Lisa Marie and me
Another celebrity death and another lesson in estate planning mistakes. Lisa Marie Presley, the recently deceased daughter of Elvis Presley is the focus of a recent case before the Los Angeles Superior Court. The plaintiff is Lisa Marie’s mother, Priscilla Presley. The lawsuit focuses on estate planning basics. Did Lisa Marie properly sign and execute her trust?
Lisa Marie originally named her mother to serve as co-trustee. A 2016 document purported to amend a trust created by Lisa, removed Priscilla as the co-trustee, Priscilla argues that the amendment is invalid. Presley states the amendment replaced her and Lisa Marie’s former business manager as co-trustees with her children Riley and Benjamin Keough (the latter of whom died in 2020).
Priscilla Presley pointed out several problems with the amendment. Priscilla averred that she was never notified that she had been replaced, her name was misspelled, her daughter’s signature was ‘inconsistent’ with her usual autograph, and the amendment was neither witnessed nor notarized. The case demonstrates several basic guidelines for estate planning you should know.
Follow the rules you created
The larger lesson is that Estate planning must be meticulous. The trust document required Lisa Marie to notify Priscilla if she was replaced as a co-trustee. Priscilla says that never happened. Lisa Marie should have properly documented the change, with a written notice and proof of mailing. If Lisa Marie had an attorney draft the amendment, then her lawyer failed to follow up.

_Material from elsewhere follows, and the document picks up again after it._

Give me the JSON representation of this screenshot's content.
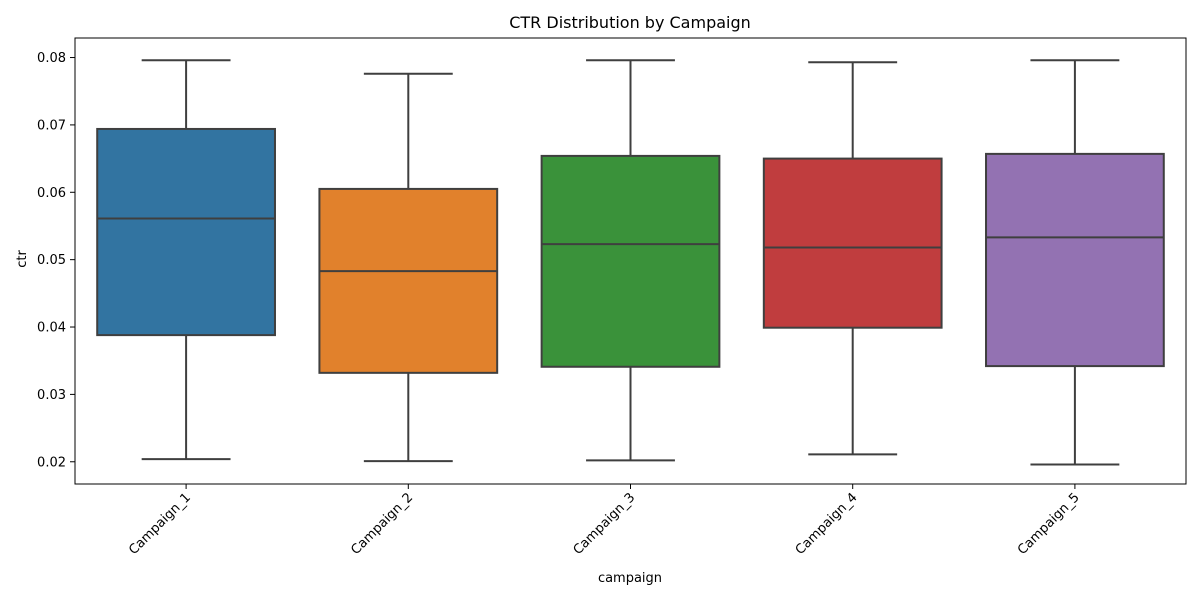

This is where having an attentive and thorough attorney helps. Skilled attorneys spot mistakes and interpret legal language, giving proper effect to legal documents.
Update your documents
Another concern was the failure of Lisa Marie to update her trust after the death of her son, Benjamin Keough, in 2020. Major life events such as weddings, births, and deaths are prompts to review our estate planning documents. Properly drafted documents will have the depth and flexibility to address life’s vicissitudes. Estate planners should include detailed descriptions to address what happens in the event of significant life events. When co-trustees are named, and one does not survive, the trust document should state whether two trustees are required and who is named to replace the deceased trustee.
Talk to the people you trust
The most difficult choice for many clients is deciding who will be the trustee of an estate. When that decision is made, the selected fiduciary – trustee or personal representative – should be notified that they will have a future role in an estate. Moreover, the selected trustee or personal representative may not want the role. Proper estate planning requires selecting appropriate and willing fiduciaries.
Review the documents for accuracy
Obviously, the documents should be correct. An incorrect spelling raises issues. Lisa Marie should have been able to spell her mother’s name. Pointing out the misspelling, Priscilla was calling into question Lisa Marie’s capacity and state of mind.
Get it notarized
Lisa Marie’s trust amendment was not notarized. However, notarization is not always required to create a valid trust or will or amendment of those documents under state law. However, it is common practice to notarize the settlor’s signature and the witnesses’ signatures of the trust agreement to express that the settlor. Also, notarization is required by law if real property is transferred into or out of the trust.
That common practice has the effect of law if banks and brokerage houses refuse to recognize the authenticity of a document without a notary’s seal. Corporate institutions don’t train their staff in the fine points of the law. Rather they default to requiring notarization.
Signatures also change over time. With age or illness, signatures evolve or devolve. With notarization, any changes in a signature are not a significant consideration in evaluating the validity of an estate planning document.
The simple rule is to notarize all estate planning documents, even if not required by law.